Huey Sleeps Through World's First Tow-In Contest
King Island, Australia,October 24/MediaNet International-AsiaNet/ -- Despite a relentless program of self-sacrifice designed to awaken the surfing god Huey, the Red Bull Reef Seekers tow-in surfing contest finished its waiting period today without a heat surfed.
"There was no shortage of waves in the ten-foot range, but we pledged we wouldn't run this event unless the surf was a consistent fifteen-foot plus," event manager Chris Mater said.
Six two-man teams from Australia, Brazil, Tahiti, Hawaii and the USA plus a World Team had spent three weeks waiting for the surf to top five metres. The waves scratched that size on a few days but, generally, hung around the three-metre mark.

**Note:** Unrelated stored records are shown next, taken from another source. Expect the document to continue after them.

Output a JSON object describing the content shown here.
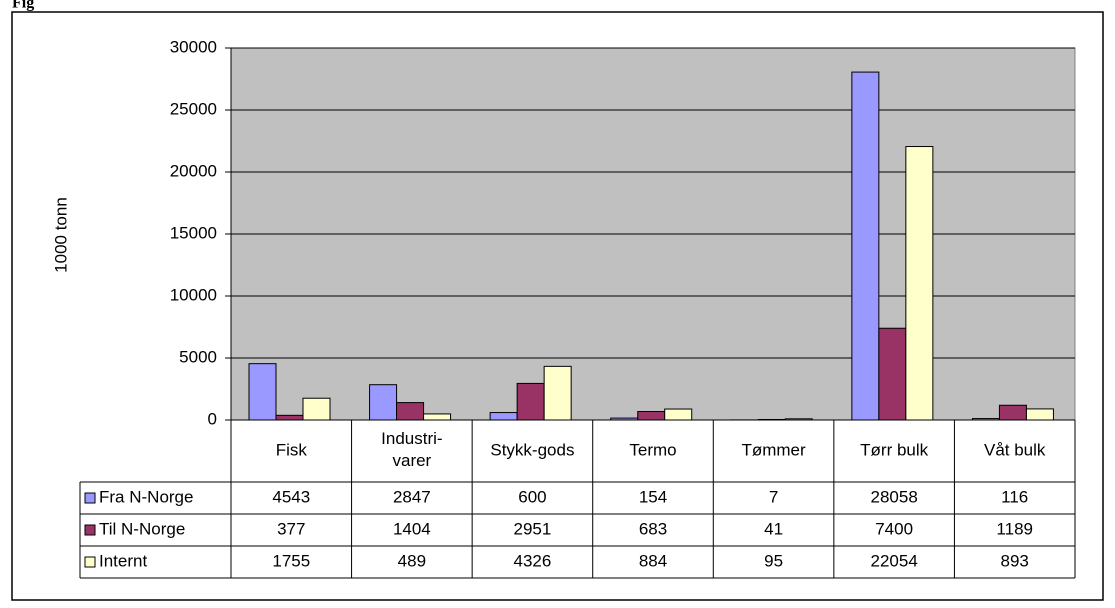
{
  "caption": "Fig",
  "chart_data": {
    "type": "bar",
    "ylabel": "1000 tonn",
    "categories": [
      "Fisk",
      "Industri-varer",
      "Stykk-gods",
      "Termo",
      "Tømmer",
      "Tørr bulk",
      "Våt bulk"
    ],
    "series": [
      {
        "name": "Fra N-Norge",
        "color": "#9999ff",
        "values": [
          4543,
          2847,
          600,
          154,
          7,
          28058,
          116
        ]
      },
      {
        "name": "Til N-Norge",
        "color": "#993366",
        "values": [
          377,
          1404,
          2951,
          683,
          41,
          7400,
          1189
        ]
      },
      {
        "name": "Internt",
        "color": "#ffffcc",
        "values": [
          1755,
          489,
          4326,
          884,
          95,
          22054,
          893
        ]
      }
    ],
    "ylim": [
      0,
      30000
    ],
    "yticks": [
      0,
      5000,
      10000,
      15000,
      20000,
      25000,
      30000
    ],
    "grid": true,
    "plot_background": "#c0c0c0"
  }
}
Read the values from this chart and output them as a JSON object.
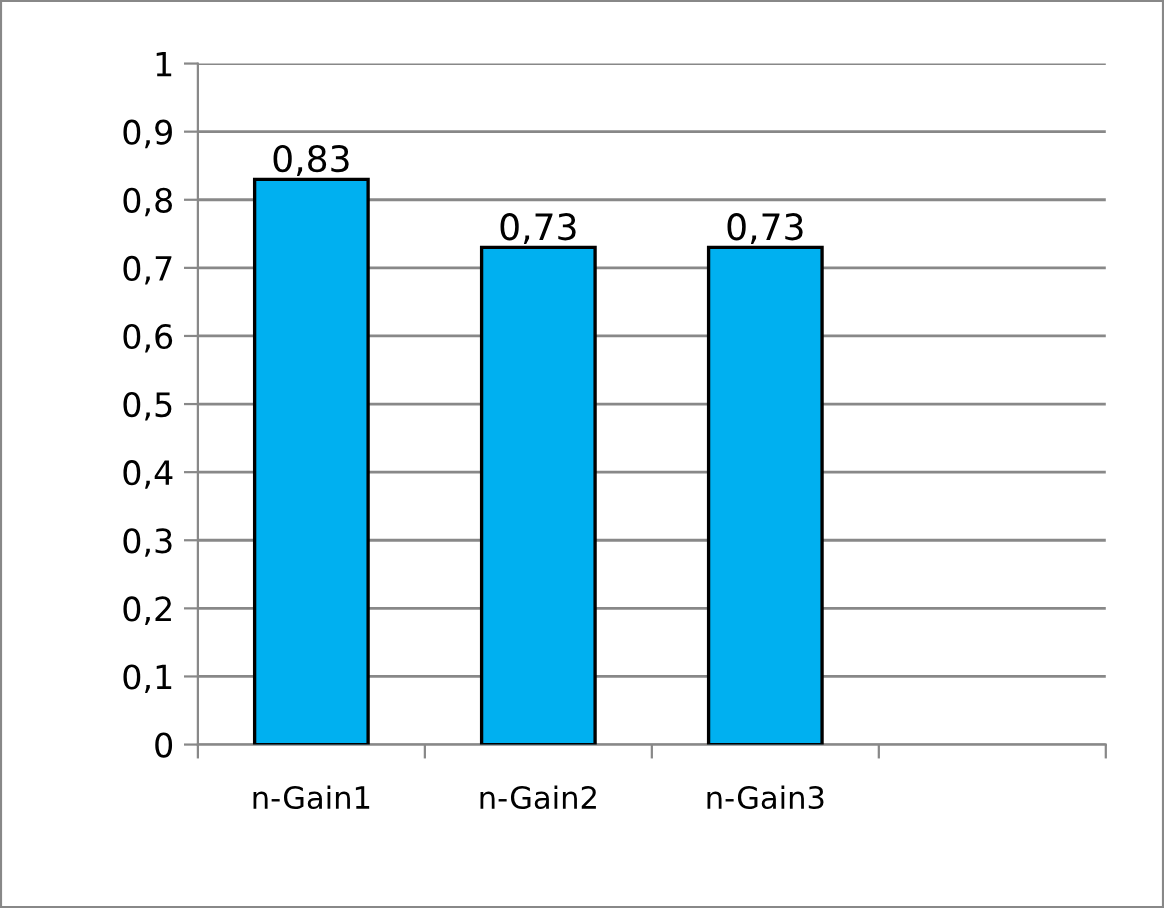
{
  "chart_data": {
    "type": "bar",
    "categories": [
      "n-Gain1",
      "n-Gain2",
      "n-Gain3",
      null
    ],
    "values": [
      0.83,
      0.73,
      0.73,
      null
    ],
    "value_labels": [
      "0,83",
      "0,73",
      "0,73",
      null
    ],
    "color": "#00b0f0",
    "ylim": [
      0,
      1
    ],
    "yticks": [
      {
        "value": 0,
        "label": "0"
      },
      {
        "value": 0.1,
        "label": "0,1"
      },
      {
        "value": 0.2,
        "label": "0,2"
      },
      {
        "value": 0.3,
        "label": "0,3"
      },
      {
        "value": 0.4,
        "label": "0,4"
      },
      {
        "value": 0.5,
        "label": "0,5"
      },
      {
        "value": 0.6,
        "label": "0,6"
      },
      {
        "value": 0.7,
        "label": "0,7"
      },
      {
        "value": 0.8,
        "label": "0,8"
      },
      {
        "value": 0.9,
        "label": "0,9"
      },
      {
        "value": 1,
        "label": "1"
      }
    ],
    "grid": "y",
    "legend": false
  }
}
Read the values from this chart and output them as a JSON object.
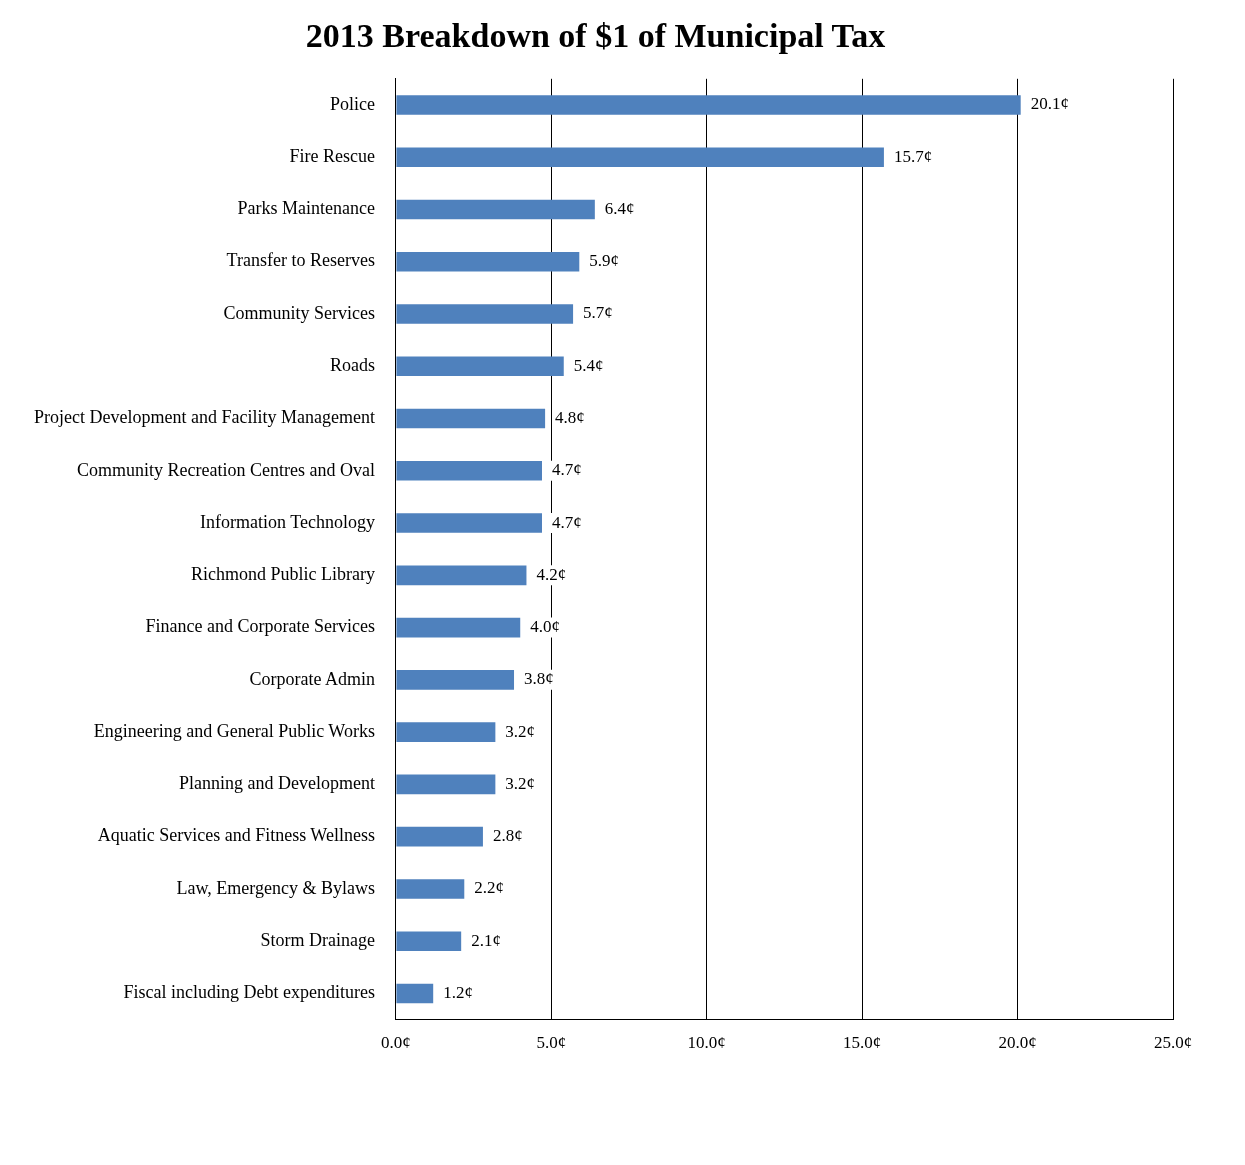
{
  "chart_data": {
    "type": "bar",
    "title": "2013 Breakdown of $1 of Municipal Tax",
    "orientation": "horizontal",
    "categories": [
      "Police",
      "Fire Rescue",
      "Parks Maintenance",
      "Transfer to Reserves",
      "Community Services",
      "Roads",
      "Project Development and Facility Management",
      "Community Recreation Centres and Oval",
      "Information Technology",
      "Richmond Public Library",
      "Finance and Corporate Services",
      "Corporate Admin",
      "Engineering and General Public Works",
      "Planning and Development",
      "Aquatic Services and Fitness Wellness",
      "Law, Emergency & Bylaws",
      "Storm Drainage",
      "Fiscal including Debt expenditures"
    ],
    "values": [
      20.1,
      15.7,
      6.4,
      5.9,
      5.7,
      5.4,
      4.8,
      4.7,
      4.7,
      4.2,
      4.0,
      3.8,
      3.2,
      3.2,
      2.8,
      2.2,
      2.1,
      1.2
    ],
    "value_labels": [
      "20.1¢",
      "15.7¢",
      "6.4¢",
      "5.9¢",
      "5.7¢",
      "5.4¢",
      "4.8¢",
      "4.7¢",
      "4.7¢",
      "4.2¢",
      "4.0¢",
      "3.8¢",
      "3.2¢",
      "3.2¢",
      "2.8¢",
      "2.2¢",
      "2.1¢",
      "1.2¢"
    ],
    "color": "#4f81bd",
    "xlim": [
      0,
      25
    ],
    "xticks": [
      {
        "value": 0,
        "label": "0.0¢"
      },
      {
        "value": 5,
        "label": "5.0¢"
      },
      {
        "value": 10,
        "label": "10.0¢"
      },
      {
        "value": 15,
        "label": "15.0¢"
      },
      {
        "value": 20,
        "label": "20.0¢"
      },
      {
        "value": 25,
        "label": "25.0¢"
      }
    ],
    "grid": "x"
  }
}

The Red Bull Reef Seekers is the world's first tow-in contest, a celebration of a unique sport where surfers use high-powered aquatic motorbikes (WaveRunners, Jetskis) to get towed onto waves too big to be ridden by paddle-in surfers.
And what did the surfers think of hanging around for three weeks waiting for an event that never happened? "It was the best contest of my life," was the startling claim from Brazilian big-wave champion Carlos Burle. "A new WaveRunner to use, a mechanic on call, free petrol, the best-wave surfers in the world all around, beautiful food, waves every day and all on an island with incredible big-wave potential ... how could I not be happy?"